André essuya le visage de Julien avec une serviette chaude.
« Voilà. Vous ressemblez de nouveau à un être humain. Enfin, presque. Il y a encore de la tristesse dans les yeux que le rasoir ne peut pas enlever. »
André rangea ses affaires. Avant de sortir, il posa une main lourde sur l’épaule de Julien.
« Ne lui faites plus de mal. Elle est solide comme un roc, mais même les rocs finissent par se fendre si on tape toujours au même endroit. »
Julien resta seul. Il se toucha le visage. La peau était douce. Il se sentait plus propre, mais aussi plus vulnérable. Il n’avait plus sa barbe pour se cacher.
Vers midi, Élise revint. Elle ne portait plus son tablier. Elle avait un dossier sous le bras. Une chemise cartonnée bleue, épaisse.
Elle s’assit sur la chaise. Elle posa le dossier sur ses genoux.
« Il faut qu’on parle de l’avenir, Julien. Ou plutôt, de ce qu’il en reste. »
Julien se redressa, le cœur battant. Le verdict.
« Je t’ai dit d’appeler la police. Je suis prêt. »
« Non », dit-elle calmement. « La police ne viendra pas. »
« Comment ça ? Je suis recherché ! »
« Tu l’étais. Jusqu’à ce matin. » Elle tapota le dossier. « J’ai passé la matinée au téléphone avec Monsieur Bernard et l’avocat de la banque. »
« Tu as… quoi ? Mais qu’est-ce que tu peux faire ? Tu n’as plus d’argent, tu n’as plus rien ! »

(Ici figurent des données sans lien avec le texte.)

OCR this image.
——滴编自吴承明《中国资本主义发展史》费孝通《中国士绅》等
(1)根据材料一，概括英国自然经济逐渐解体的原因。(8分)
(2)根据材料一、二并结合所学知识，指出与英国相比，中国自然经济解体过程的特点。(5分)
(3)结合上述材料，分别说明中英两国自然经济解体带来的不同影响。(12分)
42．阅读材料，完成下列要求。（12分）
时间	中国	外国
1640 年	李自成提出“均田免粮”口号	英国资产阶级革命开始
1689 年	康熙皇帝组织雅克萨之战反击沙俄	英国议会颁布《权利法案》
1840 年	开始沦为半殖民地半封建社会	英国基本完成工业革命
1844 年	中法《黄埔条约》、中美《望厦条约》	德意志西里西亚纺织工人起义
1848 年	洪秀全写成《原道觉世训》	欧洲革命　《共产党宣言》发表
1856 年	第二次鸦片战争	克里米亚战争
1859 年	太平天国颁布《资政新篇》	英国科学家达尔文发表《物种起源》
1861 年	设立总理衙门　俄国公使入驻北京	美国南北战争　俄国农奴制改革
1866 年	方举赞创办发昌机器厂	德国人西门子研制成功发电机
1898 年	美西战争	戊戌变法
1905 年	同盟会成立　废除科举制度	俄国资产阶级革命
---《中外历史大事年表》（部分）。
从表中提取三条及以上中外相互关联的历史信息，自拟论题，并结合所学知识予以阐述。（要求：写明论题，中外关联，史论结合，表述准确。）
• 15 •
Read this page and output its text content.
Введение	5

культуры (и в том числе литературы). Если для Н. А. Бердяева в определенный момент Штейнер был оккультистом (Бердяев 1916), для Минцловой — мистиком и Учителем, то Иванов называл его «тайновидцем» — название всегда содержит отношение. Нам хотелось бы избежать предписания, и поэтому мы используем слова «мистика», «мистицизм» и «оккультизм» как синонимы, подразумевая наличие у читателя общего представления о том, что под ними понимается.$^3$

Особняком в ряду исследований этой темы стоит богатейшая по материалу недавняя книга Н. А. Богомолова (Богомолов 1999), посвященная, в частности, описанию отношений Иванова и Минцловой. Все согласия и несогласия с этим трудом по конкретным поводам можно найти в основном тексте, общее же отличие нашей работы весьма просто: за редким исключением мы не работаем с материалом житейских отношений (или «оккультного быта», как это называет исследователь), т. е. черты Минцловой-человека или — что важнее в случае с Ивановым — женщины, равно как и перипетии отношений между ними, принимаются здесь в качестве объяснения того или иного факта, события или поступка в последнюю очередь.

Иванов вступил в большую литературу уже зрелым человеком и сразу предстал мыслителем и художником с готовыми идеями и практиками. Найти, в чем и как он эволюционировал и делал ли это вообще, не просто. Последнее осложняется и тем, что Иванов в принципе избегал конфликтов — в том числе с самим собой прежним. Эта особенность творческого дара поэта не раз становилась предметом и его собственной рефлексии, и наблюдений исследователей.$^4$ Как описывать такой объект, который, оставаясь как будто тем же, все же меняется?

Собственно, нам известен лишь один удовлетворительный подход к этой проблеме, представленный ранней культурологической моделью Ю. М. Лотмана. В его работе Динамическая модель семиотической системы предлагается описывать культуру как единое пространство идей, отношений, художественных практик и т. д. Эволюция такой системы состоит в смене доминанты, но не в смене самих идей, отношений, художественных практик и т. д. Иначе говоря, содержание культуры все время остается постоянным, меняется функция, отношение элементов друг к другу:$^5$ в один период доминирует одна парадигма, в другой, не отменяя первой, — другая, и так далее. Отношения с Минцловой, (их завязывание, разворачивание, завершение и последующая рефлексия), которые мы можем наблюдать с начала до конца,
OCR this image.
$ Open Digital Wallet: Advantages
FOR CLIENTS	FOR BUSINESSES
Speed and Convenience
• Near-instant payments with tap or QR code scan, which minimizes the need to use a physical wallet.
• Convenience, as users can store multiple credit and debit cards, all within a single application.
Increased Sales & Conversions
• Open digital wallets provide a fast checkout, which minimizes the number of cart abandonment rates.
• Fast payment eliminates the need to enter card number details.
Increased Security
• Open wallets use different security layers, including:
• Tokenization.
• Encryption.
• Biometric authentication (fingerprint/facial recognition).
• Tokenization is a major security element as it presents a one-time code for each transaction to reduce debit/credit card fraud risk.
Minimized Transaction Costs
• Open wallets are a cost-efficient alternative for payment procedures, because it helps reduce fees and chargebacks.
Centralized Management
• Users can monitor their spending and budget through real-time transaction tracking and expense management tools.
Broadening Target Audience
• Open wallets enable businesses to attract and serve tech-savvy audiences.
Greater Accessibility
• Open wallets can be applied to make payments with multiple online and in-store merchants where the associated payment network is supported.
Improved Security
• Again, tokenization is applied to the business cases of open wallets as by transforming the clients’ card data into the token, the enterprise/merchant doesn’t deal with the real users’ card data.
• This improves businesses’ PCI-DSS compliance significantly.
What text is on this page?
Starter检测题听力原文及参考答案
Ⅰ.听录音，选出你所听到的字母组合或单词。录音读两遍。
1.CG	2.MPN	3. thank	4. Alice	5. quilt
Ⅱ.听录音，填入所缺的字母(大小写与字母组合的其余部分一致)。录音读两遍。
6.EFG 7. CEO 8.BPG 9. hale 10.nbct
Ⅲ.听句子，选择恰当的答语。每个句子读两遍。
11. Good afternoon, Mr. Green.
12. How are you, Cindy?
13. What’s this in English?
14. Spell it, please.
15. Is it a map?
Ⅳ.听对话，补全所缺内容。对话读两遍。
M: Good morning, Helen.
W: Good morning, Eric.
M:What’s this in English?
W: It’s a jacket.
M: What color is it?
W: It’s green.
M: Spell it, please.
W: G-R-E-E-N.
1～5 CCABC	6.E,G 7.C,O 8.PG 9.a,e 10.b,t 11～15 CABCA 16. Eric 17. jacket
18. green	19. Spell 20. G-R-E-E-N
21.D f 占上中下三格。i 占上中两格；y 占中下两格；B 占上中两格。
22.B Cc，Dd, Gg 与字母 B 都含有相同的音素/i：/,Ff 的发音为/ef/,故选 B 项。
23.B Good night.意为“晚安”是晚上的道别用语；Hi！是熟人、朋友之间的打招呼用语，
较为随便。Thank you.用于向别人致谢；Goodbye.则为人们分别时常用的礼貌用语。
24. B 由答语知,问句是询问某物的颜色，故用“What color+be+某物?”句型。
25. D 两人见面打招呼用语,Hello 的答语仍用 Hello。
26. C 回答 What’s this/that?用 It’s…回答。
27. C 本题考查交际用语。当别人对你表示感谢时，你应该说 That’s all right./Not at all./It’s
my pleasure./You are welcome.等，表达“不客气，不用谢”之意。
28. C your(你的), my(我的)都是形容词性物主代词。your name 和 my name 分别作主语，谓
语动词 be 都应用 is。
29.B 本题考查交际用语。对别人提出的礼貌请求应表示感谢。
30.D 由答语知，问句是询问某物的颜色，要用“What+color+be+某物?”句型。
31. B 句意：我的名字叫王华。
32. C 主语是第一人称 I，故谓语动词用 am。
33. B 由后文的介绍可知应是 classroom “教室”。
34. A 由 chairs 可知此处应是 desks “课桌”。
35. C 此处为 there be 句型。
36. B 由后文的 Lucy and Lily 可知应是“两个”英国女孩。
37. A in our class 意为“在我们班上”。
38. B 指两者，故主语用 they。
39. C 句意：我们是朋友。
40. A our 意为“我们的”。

« C’est là que tu te trompes, Julien. C’est toi qui n’as plus rien. Moi, j’ai toujours été prévoyante. Tu te souviens quand tu te moquais de moi parce que je passais mes soirées à vérifier les contrats d’assurance et les clauses juridiques ? Tu disais que c’était du travail de “secrétaire”. »
Julien hocha la tête, honteux.
« Eh bien, ce travail de secrétaire t’a sauvé la vie aujourd’hui. »
Elle ouvrit le dossier. Elle en sortit un document officiel portant le sceau d’un cabinet notarial.
« Il y a dix ans, quand tu as commencé à prendre des risques démesurés pour la Tour Lumière, j’ai consulté mon père avant sa mort. Il m’a conseillé de protéger nos arrières. J’ai créé une structure juridique distincte pour gérer mes biens propres – l’héritage de ma famille, le Mas, et ma collection de livres rares. J’ai aussi… » Elle hésita un instant. « J’ai aussi mis de côté une partie des dividendes annuels que tu voulais réinvestir dans des projets fous. Je les ai placés sur un compte bloqué, au nom d’une fondation pour la préservation du patrimoine. »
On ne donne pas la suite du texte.